Society - East Africa - Uganda - Politics - Security - Election
Uganda: Heavy security deployment trigger concern
Opposition parties in Uganda have complained about heavy deployment of security personnel in the East African country ahead of the February 18 presidential elections.

Ugandan opposition parties say a heavy military deployment as well as the training of training peoples militia groups around the country is disturbing.

In Kampala city, hundreds of heavily armed policemen in new uniforms have been deployed to patrol the streets of the capital on a 24 hour basis.

Some believe that the security personnel are to be used in rigging the forthcoming elections.

Speaking on behalf of the opposition, Ambrose Bwire, a campaign official for Dr Kiiza Besigye, the main opponent of incumbet President Yoweri Museveni said: "There are soldiers and policemen everywhere in the city.

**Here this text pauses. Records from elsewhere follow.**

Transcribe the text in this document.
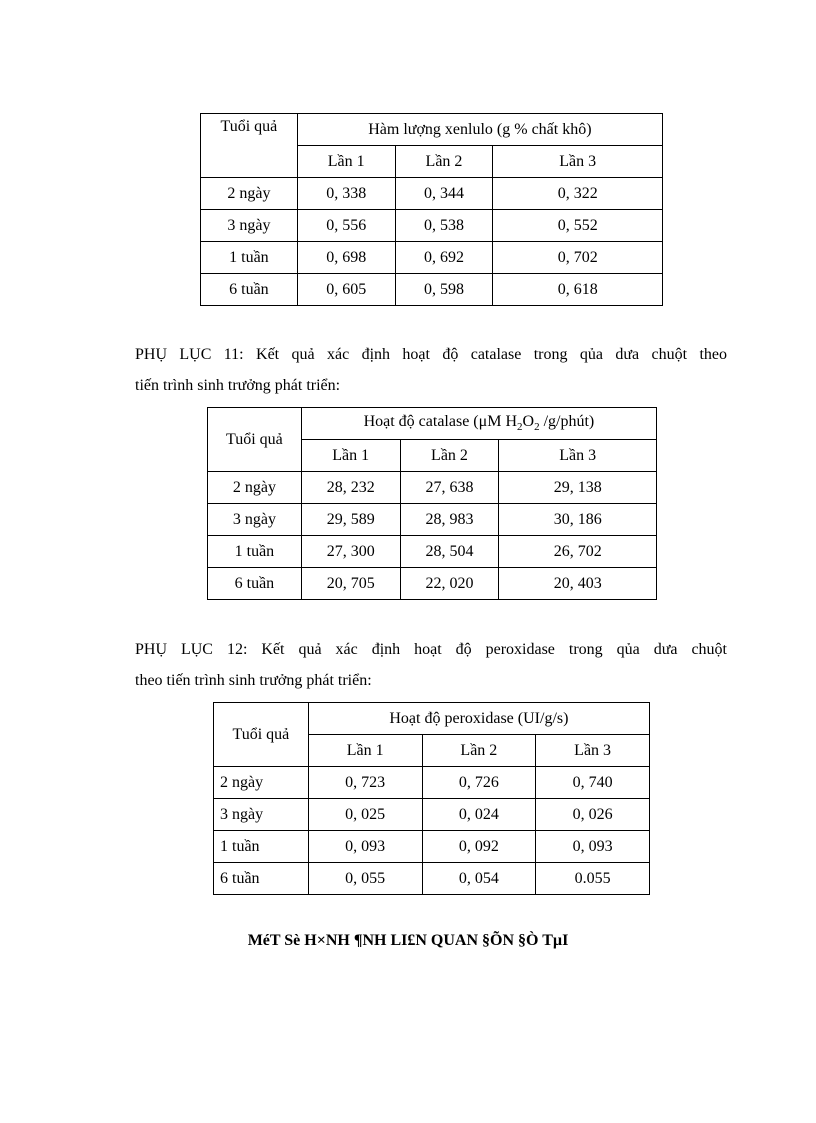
Tuổi quả	Hàm lượng xenlulo (g % chất khô)		
	Lần 1	Lần 2	Lần 3
2 ngày	0, 338	0, 344	0, 322
3 ngày	0, 556	0, 538	0, 552
1 tuần	0, 698	0, 692	0, 702
6 tuần	0, 605	0, 598	0, 618
PHỤ LỤC 11: Kết quả xác định hoạt độ catalase trong qủa dưa chuột theo
tiến trình sinh trưởng phát triển:
Tuổi quả	Hoạt độ catalase (μM $H_2O_2$ /g/phút)		
	Lần 1	Lần 2	Lần 3
2 ngày	28, 232	27, 638	29, 138
3 ngày	29, 589	28, 983	30, 186
1 tuần	27, 300	28, 504	26, 702
6 tuần	20, 705	22, 020	20, 403
PHỤ LỤC 12: Kết quả xác định hoạt độ peroxidase trong qủa dưa chuột
theo tiến trình sinh trưởng phát triển:
Tuổi quả	Hoạt độ peroxidase (UI/g/s)		
	Lần 1	Lần 2	Lần 3
2 ngày	0, 723	0, 726	0, 740
3 ngày	0, 025	0, 024	0, 026
1 tuần	0, 093	0, 092	0, 093
6 tuần	0, 055	0, 054	0.055
MéT Sè H×NH ¶NH LI£N QUAN §ÕN §Ò TµI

The government is training thousands of young men upcountry to rig elections."

But Uganda police chief, Kale Kayihura has refuted the allegatons. According to him "the deployments are normal. They are meant to guard civilians against terrorists."

Kayihura explains that the youths being trained in different parts of the country are "peace keeping volunteers" meant to "work with police in keeping law and order".

Fear mongering

On July 11th 2010 over 70 people who had gathered together to watch the 2010 World Cup finals in South Africa on television died when suicide bombers hit two places in Kampala.

Since the al-shabaab claimed twin bombings, the Uganda government has used the incident as a reason to deploy heavily armed security forces around the country.

But Haji Munyagwa, an opposition aspirant for chairmanship of a local council has sued President Museveni’s government in court over the heavy security deployment.

As many in the opposition political sphere claim that the government is resorting to fear mongering as an electoral campaign tool, Munyagwa’s lawyers have called for a freeze on further security recruitment as well as the arming of militia groups in the name of crime prevention.

"My supporters are being intimidated by the heavy deployment of armed security personnel. I highly believe that the heavy deployment is meant to intimidate the electorate to vote in favor of a particular group" Munyagwa said.

With the Presidential and general elections only three away, court is yet to set a date for the hearing of Haji Munyagwa’s petition.